There’s a good reason for that. For more than eight decades, the two communities were served by two daily newspapers: The Attleboro Sun and The Evening Chronicle.
That seems impossible today, in an era when America has lost about 400 daily papers. But two neighboring communities with a combined population of about 40,000 people supported two independent daily newspapers from the late 1880s until the early 1970s.
And then, on March 1, 1971, The Sun Chronicle was born.
For the next few weeks to mark the 50th anniversary of this news organization, I’ll be reviewing the history of The Sun Chronicle. As many of you know, I’m an insider, spending 37-plus years at 34 South Main St., Attleboro, as reporter, editor and, for my last 12 years, editor-in-chief.
The merger of The Attleboro Sun and The Evening Chronicle came entirely by chance.
In 1969, Howard Brown and Eugene Schulte, publisher and general manager, respectively, of the Kenosha News in that mid-sized Wisconsin city that became infamous last summer, traveled to Massachusetts to investigate the purchase of three small daily newspapers north of Boston. Brown’s family owned a small media company, United Communications Corp., interested in expanding its holdings.

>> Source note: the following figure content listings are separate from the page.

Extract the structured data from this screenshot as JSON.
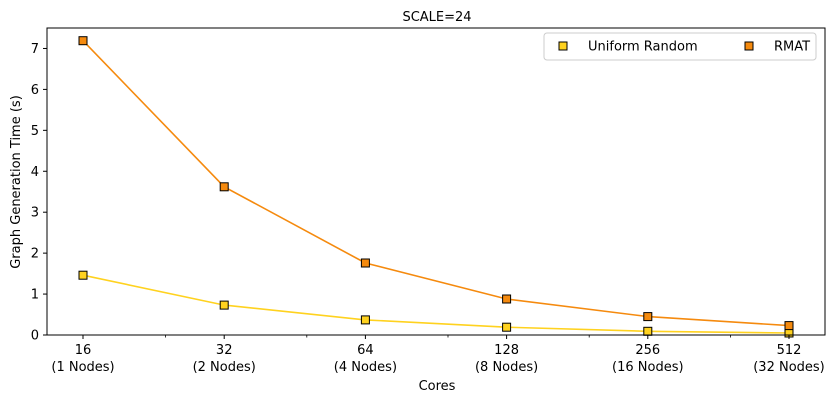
{
  "chart_data": {
    "type": "line",
    "title": "SCALE=24",
    "xlabel": "Cores",
    "ylabel": "Graph Generation Time (s)",
    "x_scale": "log2",
    "x": [
      16,
      32,
      64,
      128,
      256,
      512
    ],
    "x_tick_labels": [
      [
        "16",
        "(1 Nodes)"
      ],
      [
        "32",
        "(2 Nodes)"
      ],
      [
        "64",
        "(4 Nodes)"
      ],
      [
        "128",
        "(8 Nodes)"
      ],
      [
        "256",
        "(16 Nodes)"
      ],
      [
        "512",
        "(32 Nodes)"
      ]
    ],
    "ylim": [
      0,
      7.5
    ],
    "y_ticks": [
      0,
      1,
      2,
      3,
      4,
      5,
      6,
      7
    ],
    "grid": false,
    "legend": "top-right",
    "series": [
      {
        "name": "Uniform Random",
        "color": "#ffd21f",
        "marker": "square",
        "values": [
          1.46,
          0.73,
          0.37,
          0.19,
          0.09,
          0.05
        ]
      },
      {
        "name": "RMAT",
        "color": "#f58a0e",
        "marker": "square",
        "values": [
          7.19,
          3.62,
          1.76,
          0.88,
          0.45,
          0.23
        ]
      }
    ]
  }
}
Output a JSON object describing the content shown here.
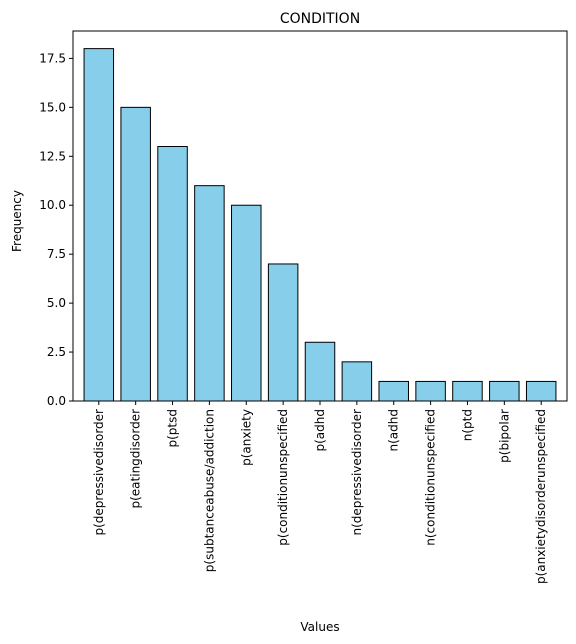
{
  "chart_data": {
    "type": "bar",
    "title": "CONDITION",
    "xlabel": "Values",
    "ylabel": "Frequency",
    "categories": [
      "p(depressivedisorder",
      "p(eatingdisorder",
      "p(ptsd",
      "p(subtanceabuse/addiction",
      "p(anxiety",
      "p(conditionunspecified",
      "p(adhd",
      "n(depressivedisorder",
      "n(adhd",
      "n(conditionunspecified",
      "n(ptd",
      "p(bipolar",
      "p(anxietydisorderunspecified"
    ],
    "values": [
      18,
      15,
      13,
      11,
      10,
      7,
      3,
      2,
      1,
      1,
      1,
      1,
      1
    ],
    "ylim": [
      0,
      18.9
    ],
    "yticks": [
      "0.0",
      "2.5",
      "5.0",
      "7.5",
      "10.0",
      "12.5",
      "15.0",
      "17.5"
    ],
    "grid": false,
    "colors": {
      "bar_fill": "#87ceeb",
      "bar_edge": "#000000"
    }
  }
}
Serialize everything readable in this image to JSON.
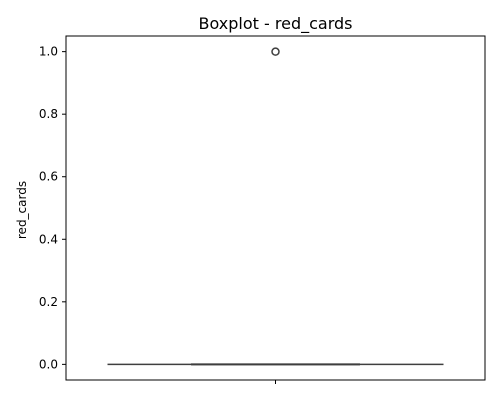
{
  "chart_data": {
    "type": "boxplot",
    "title": "Boxplot - red_cards",
    "xlabel": "",
    "ylabel": "red_cards",
    "ylim": [
      -0.05,
      1.05
    ],
    "y_ticks": [
      0.0,
      0.2,
      0.4,
      0.6,
      0.8,
      1.0
    ],
    "y_tick_labels": [
      "0.0",
      "0.2",
      "0.4",
      "0.6",
      "0.8",
      "1.0"
    ],
    "x_ticks": [
      ""
    ],
    "grid": false,
    "box": {
      "min": 0.0,
      "q1": 0.0,
      "median": 0.0,
      "q3": 0.0,
      "max": 0.0
    },
    "outliers": [
      1.0
    ],
    "colors": {
      "box_edge": "#3f3f3f",
      "whisker": "#3f3f3f",
      "outlier_edge": "#3f3f3f",
      "axes": "#000000",
      "background": "#ffffff"
    }
  }
}
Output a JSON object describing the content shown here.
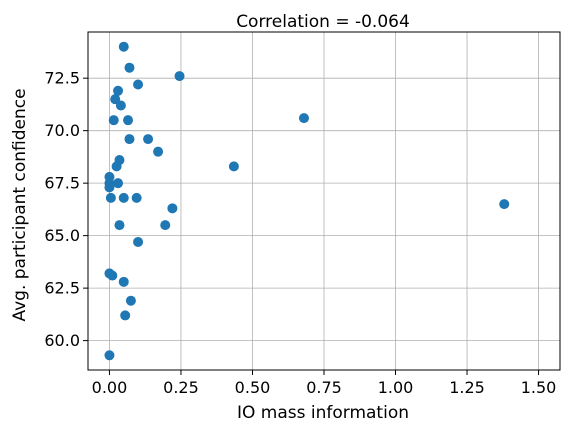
{
  "chart_data": {
    "type": "scatter",
    "title": "Correlation = -0.064",
    "xlabel": "IO mass information",
    "ylabel": "Avg. participant confidence",
    "xlim": [
      -0.075,
      1.575
    ],
    "ylim": [
      58.6,
      74.7
    ],
    "xticks": [
      "0.00",
      "0.25",
      "0.50",
      "0.75",
      "1.00",
      "1.25",
      "1.50"
    ],
    "yticks": [
      "60.0",
      "62.5",
      "65.0",
      "67.5",
      "70.0",
      "72.5"
    ],
    "grid": true,
    "marker_color": "#1f77b4",
    "points": [
      {
        "x": 0.05,
        "y": 74.0
      },
      {
        "x": 0.07,
        "y": 73.0
      },
      {
        "x": 0.245,
        "y": 72.6
      },
      {
        "x": 0.1,
        "y": 72.2
      },
      {
        "x": 0.03,
        "y": 71.9
      },
      {
        "x": 0.02,
        "y": 71.5
      },
      {
        "x": 0.04,
        "y": 71.2
      },
      {
        "x": 0.015,
        "y": 70.5
      },
      {
        "x": 0.065,
        "y": 70.5
      },
      {
        "x": 0.68,
        "y": 70.6
      },
      {
        "x": 0.135,
        "y": 69.6
      },
      {
        "x": 0.07,
        "y": 69.6
      },
      {
        "x": 0.17,
        "y": 69.0
      },
      {
        "x": 0.035,
        "y": 68.6
      },
      {
        "x": 0.025,
        "y": 68.3
      },
      {
        "x": 0.435,
        "y": 68.3
      },
      {
        "x": 0.0,
        "y": 67.8
      },
      {
        "x": 0.0,
        "y": 67.5
      },
      {
        "x": 0.0,
        "y": 67.3
      },
      {
        "x": 0.03,
        "y": 67.5
      },
      {
        "x": 0.005,
        "y": 66.8
      },
      {
        "x": 0.05,
        "y": 66.8
      },
      {
        "x": 0.095,
        "y": 66.8
      },
      {
        "x": 1.38,
        "y": 66.5
      },
      {
        "x": 0.22,
        "y": 66.3
      },
      {
        "x": 0.035,
        "y": 65.5
      },
      {
        "x": 0.195,
        "y": 65.5
      },
      {
        "x": 0.1,
        "y": 64.7
      },
      {
        "x": 0.0,
        "y": 63.2
      },
      {
        "x": 0.01,
        "y": 63.1
      },
      {
        "x": 0.05,
        "y": 62.8
      },
      {
        "x": 0.075,
        "y": 61.9
      },
      {
        "x": 0.055,
        "y": 61.2
      },
      {
        "x": 0.0,
        "y": 59.3
      }
    ]
  }
}
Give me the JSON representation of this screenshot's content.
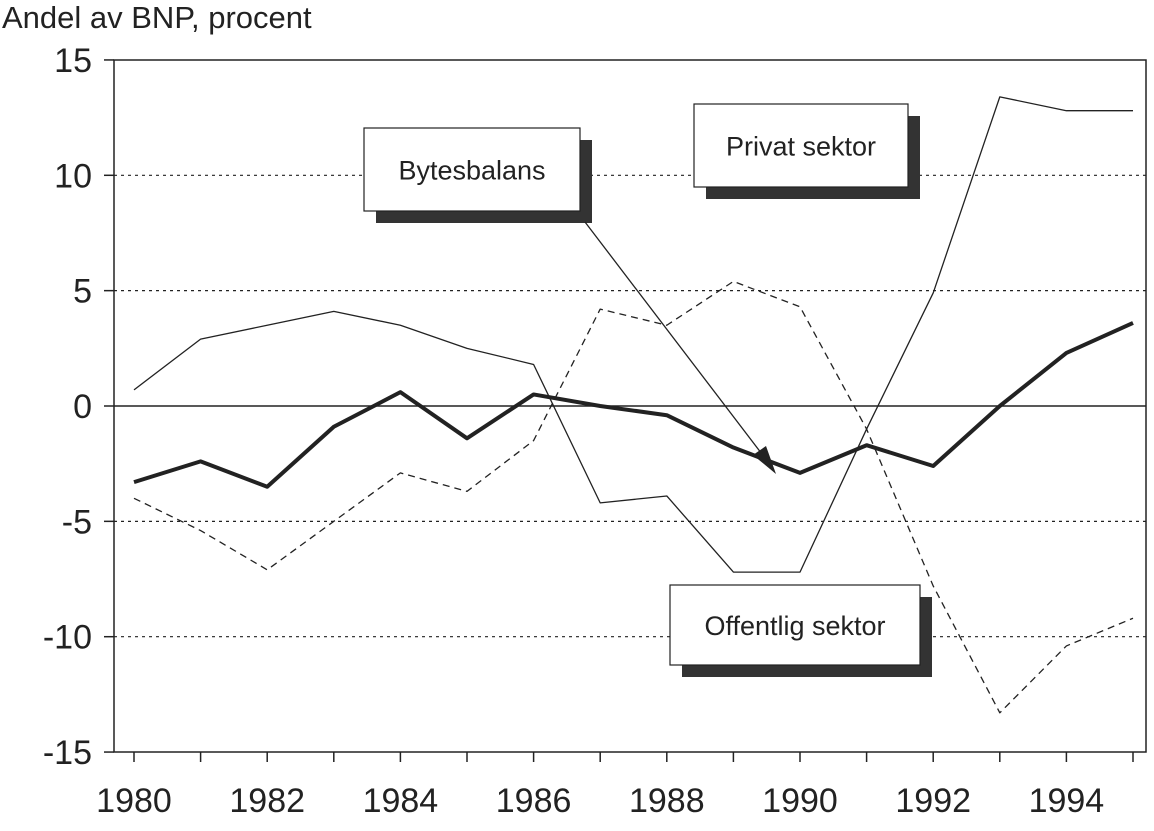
{
  "chart_data": {
    "type": "line",
    "ylabel": "Andel av BNP, procent",
    "xlabel": "",
    "x": [
      1980,
      1981,
      1982,
      1983,
      1984,
      1985,
      1986,
      1987,
      1988,
      1989,
      1990,
      1991,
      1992,
      1993,
      1994,
      1995
    ],
    "xticks": [
      "1980",
      "1982",
      "1984",
      "1986",
      "1988",
      "1990",
      "1992",
      "1994"
    ],
    "yticks": [
      "15",
      "10",
      "5",
      "0",
      "-5",
      "-10",
      "-15"
    ],
    "ylim": [
      -15,
      15
    ],
    "xlim": [
      1979.8,
      1995.2
    ],
    "grid": "horizontal dotted",
    "series": [
      {
        "name": "Bytesbalans",
        "style": "thick",
        "values": [
          -3.3,
          -2.4,
          -3.5,
          -0.9,
          0.6,
          -1.4,
          0.5,
          0.0,
          -0.4,
          -1.8,
          -2.9,
          -1.7,
          -2.6,
          0.0,
          2.3,
          3.6
        ]
      },
      {
        "name": "Privat sektor",
        "style": "thin",
        "values": [
          0.7,
          2.9,
          3.5,
          4.1,
          3.5,
          2.5,
          1.8,
          -4.2,
          -3.9,
          -7.2,
          -7.2,
          -1.0,
          4.9,
          13.4,
          12.8,
          12.8
        ]
      },
      {
        "name": "Offentlig sektor",
        "style": "dashed",
        "values": [
          -4.0,
          -5.4,
          -7.1,
          -5.0,
          -2.9,
          -3.7,
          -1.5,
          4.2,
          3.5,
          5.4,
          4.3,
          -1.0,
          -7.8,
          -13.3,
          -10.4,
          -9.2
        ]
      }
    ]
  }
}
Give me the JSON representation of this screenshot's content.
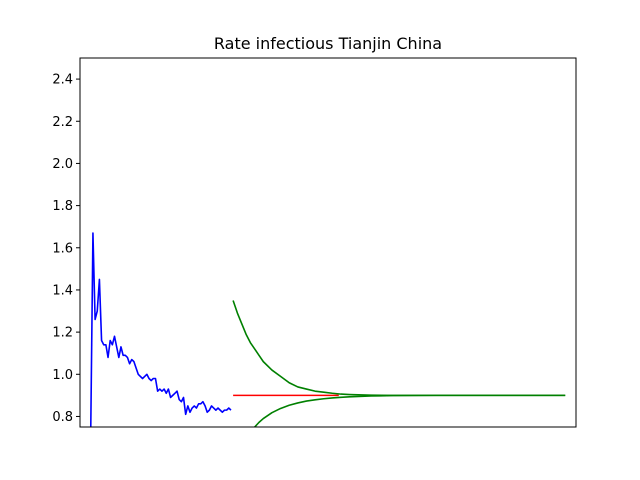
{
  "chart_data": {
    "type": "line",
    "title": "Rate infectious Tianjin China",
    "xlabel": "",
    "ylabel": "",
    "ylim": [
      0.75,
      2.5
    ],
    "xlim": [
      -5,
      225
    ],
    "x_ticks_visible": false,
    "grid": false,
    "y_ticks": [
      0.8,
      1.0,
      1.2,
      1.4,
      1.6,
      1.8,
      2.0,
      2.2,
      2.4
    ],
    "y_tick_labels": [
      "0.8",
      "1.0",
      "1.2",
      "1.4",
      "1.6",
      "1.8",
      "2.0",
      "2.2",
      "2.4"
    ],
    "series": [
      {
        "color": "#0000ff",
        "x": [
          0,
          1,
          2,
          3,
          4,
          5,
          6,
          7,
          8,
          9,
          10,
          11,
          12,
          13,
          14,
          15,
          16,
          17,
          18,
          19,
          20,
          21,
          22,
          23,
          24,
          25,
          26,
          27,
          28,
          29,
          30,
          31,
          32,
          33,
          34,
          35,
          36,
          37,
          38,
          39,
          40,
          41,
          42,
          43,
          44,
          45,
          46,
          47,
          48,
          49,
          50,
          51,
          52,
          53,
          54,
          55,
          56,
          57,
          58,
          59,
          60,
          61,
          62,
          63,
          64,
          65
        ],
        "values": [
          0.75,
          1.67,
          1.26,
          1.3,
          1.45,
          1.16,
          1.14,
          1.14,
          1.08,
          1.16,
          1.14,
          1.18,
          1.13,
          1.08,
          1.13,
          1.09,
          1.09,
          1.08,
          1.05,
          1.07,
          1.06,
          1.03,
          1.0,
          0.99,
          0.98,
          0.99,
          1.0,
          0.98,
          0.97,
          0.98,
          0.98,
          0.92,
          0.93,
          0.92,
          0.93,
          0.91,
          0.93,
          0.89,
          0.9,
          0.91,
          0.92,
          0.88,
          0.87,
          0.89,
          0.81,
          0.85,
          0.82,
          0.84,
          0.85,
          0.84,
          0.86,
          0.86,
          0.87,
          0.85,
          0.82,
          0.83,
          0.85,
          0.84,
          0.83,
          0.84,
          0.83,
          0.82,
          0.83,
          0.83,
          0.84,
          0.83
        ]
      },
      {
        "color": "#ff0000",
        "x": [
          66,
          115
        ],
        "values": [
          0.9,
          0.9
        ]
      },
      {
        "color": "#008000",
        "x": [
          66,
          68,
          70,
          72,
          74,
          76,
          78,
          80,
          84,
          88,
          92,
          96,
          100,
          104,
          108,
          112,
          116,
          120,
          130,
          140,
          160,
          180,
          200,
          220
        ],
        "values": [
          1.35,
          1.29,
          1.24,
          1.19,
          1.15,
          1.12,
          1.09,
          1.06,
          1.02,
          0.99,
          0.96,
          0.94,
          0.93,
          0.92,
          0.915,
          0.91,
          0.906,
          0.904,
          0.901,
          0.9,
          0.9,
          0.9,
          0.9,
          0.9
        ]
      },
      {
        "color": "#008000",
        "x": [
          76,
          78,
          80,
          84,
          88,
          92,
          96,
          100,
          104,
          108,
          112,
          116,
          120,
          130,
          140,
          160,
          180,
          200,
          220
        ],
        "values": [
          0.75,
          0.772,
          0.79,
          0.818,
          0.838,
          0.853,
          0.864,
          0.873,
          0.879,
          0.884,
          0.888,
          0.891,
          0.893,
          0.897,
          0.899,
          0.9,
          0.9,
          0.9,
          0.9
        ]
      }
    ]
  }
}
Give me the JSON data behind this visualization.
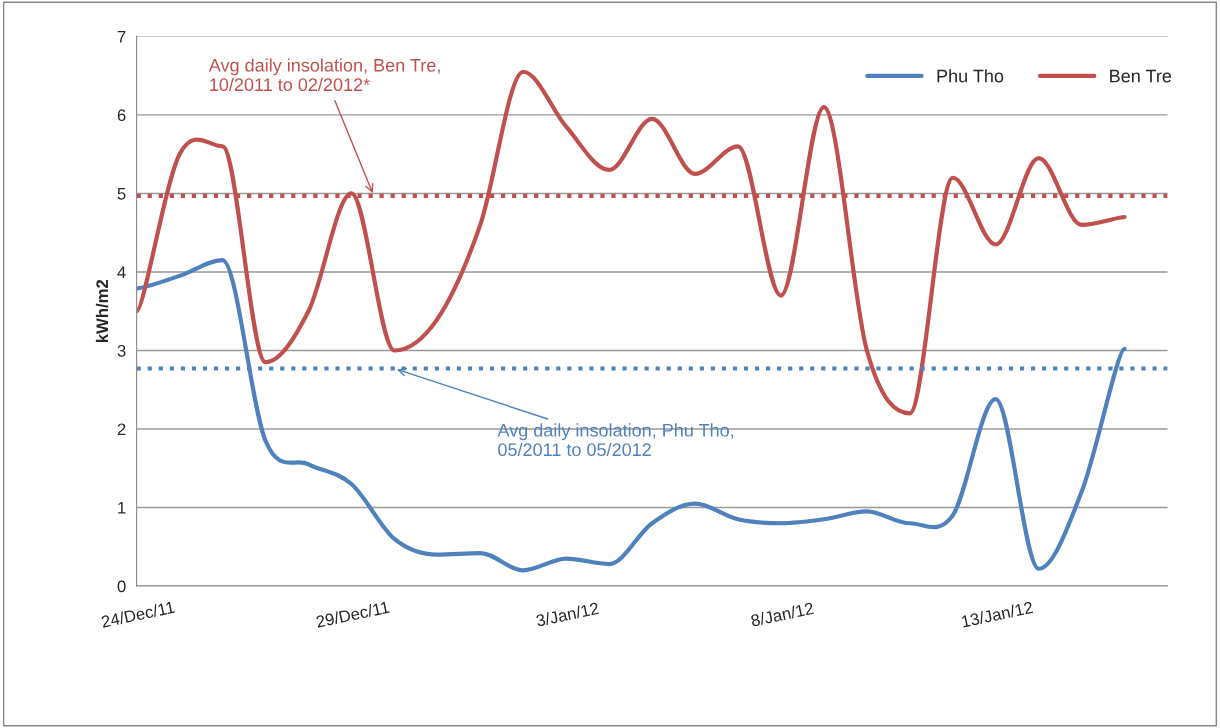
{
  "chart_data": {
    "type": "line",
    "ylabel": "kWh/m2",
    "x": [
      "2011-12-24",
      "2011-12-25",
      "2011-12-26",
      "2011-12-27",
      "2011-12-28",
      "2011-12-29",
      "2011-12-30",
      "2011-12-31",
      "2012-01-01",
      "2012-01-02",
      "2012-01-03",
      "2012-01-04",
      "2012-01-05",
      "2012-01-06",
      "2012-01-07",
      "2012-01-08",
      "2012-01-09",
      "2012-01-10",
      "2012-01-11",
      "2012-01-12",
      "2012-01-13",
      "2012-01-14",
      "2012-01-15",
      "2012-01-16"
    ],
    "series": [
      {
        "name": "Phu Tho",
        "color": "#4f81bd",
        "values": [
          3.79,
          3.95,
          4.15,
          1.85,
          1.55,
          1.3,
          0.6,
          0.4,
          0.42,
          0.2,
          0.35,
          0.28,
          0.8,
          1.05,
          0.85,
          0.8,
          0.85,
          0.95,
          0.8,
          0.9,
          2.38,
          0.22,
          1.2,
          3.02
        ]
      },
      {
        "name": "Ben Tre",
        "color": "#c0504d",
        "values": [
          3.5,
          5.5,
          5.6,
          2.85,
          3.5,
          5.0,
          3.0,
          3.4,
          4.6,
          6.55,
          5.85,
          5.3,
          5.95,
          5.25,
          5.6,
          3.7,
          6.1,
          3.0,
          2.2,
          5.2,
          4.35,
          5.45,
          4.6,
          4.7
        ]
      }
    ],
    "ref_lines": [
      {
        "axis": "y",
        "value": 4.97,
        "label": "Avg daily insolation, Ben Tre,\n10/2011 to 02/2012*",
        "color": "#c0504d",
        "line_style": "dotted"
      },
      {
        "axis": "y",
        "value": 2.77,
        "label": "Avg daily insolation, Phu Tho,\n05/2011 to 05/2012",
        "color": "#4f81bd",
        "line_style": "dotted"
      }
    ],
    "xlim": [
      "2011-12-24",
      "2012-01-17"
    ],
    "xticks": [
      {
        "value": "2011-12-24",
        "label": "24/Dec/11"
      },
      {
        "value": "2011-12-29",
        "label": "29/Dec/11"
      },
      {
        "value": "2012-01-03",
        "label": "3/Jan/12"
      },
      {
        "value": "2012-01-08",
        "label": "8/Jan/12"
      },
      {
        "value": "2012-01-13",
        "label": "13/Jan/12"
      }
    ],
    "ylim": [
      0,
      7
    ],
    "yticks": [
      0,
      1,
      2,
      3,
      4,
      5,
      6,
      7
    ],
    "grid": "y",
    "legend": "top right",
    "marker": "none",
    "line_style": "solid"
  }
}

While they were in the region, Brown and Schulte called up a fellow Midwesterner they knew, Guy DeVany, publisher of The Attleboro Sun. If that deal falls through, DeVany told them over dinner, give me a call. The owners here may be interested in selling.
The Sun at that time was owned by 15 local business owners, none of whom were particularly interested in newspapering. DeVany found it difficult to manage the company while serving more than a dozen masters.
In just a short time, United Communications became the new owner of Attleboro’s daily.
Then, before 1969 was over, The Evening Chronicle came up for sale.
Since the 1920s, North Attleboro’s daily had been owned primarily by Joseph W. Martin, the former congressman and speaker of the U.S. House, who also served as the newspaper’s publisher and editor. The paper’s day-to-day operations were handled by Martin’s brothers, Charlie and Edward.
After Joe Martin died in March 1968, the family put the paper on the market — and immediately attracted attention. Interest was keen from The Evening Times of Pawtucket and a group associated with The Providence Journal, both of whom were interested in expanding into Massachusetts.
Brown’s family quickly made a generous offer, which was accepted. It was, DeVany said years later, “the single most important decision” the paper ever made.
After about a year of publishing separately, United Communications decided to merge the newspapers in early 1971, moving all operations to The Sun’s home in downtown Attleboro and closing The Chronicle’s Church Street office.
The merger provided an improved product, a strong front against competition and an end to a costly duplication of equipment and services.
The Sun Chronicle was chosen for the name, DeVany was named publisher, Paul Rixon, publisher of The Chronicle, became general manager, and Sun editor Clarence Roberts became editor-in-chief.
That company is still the news leader for the two communities and eight surrounding towns half a century later.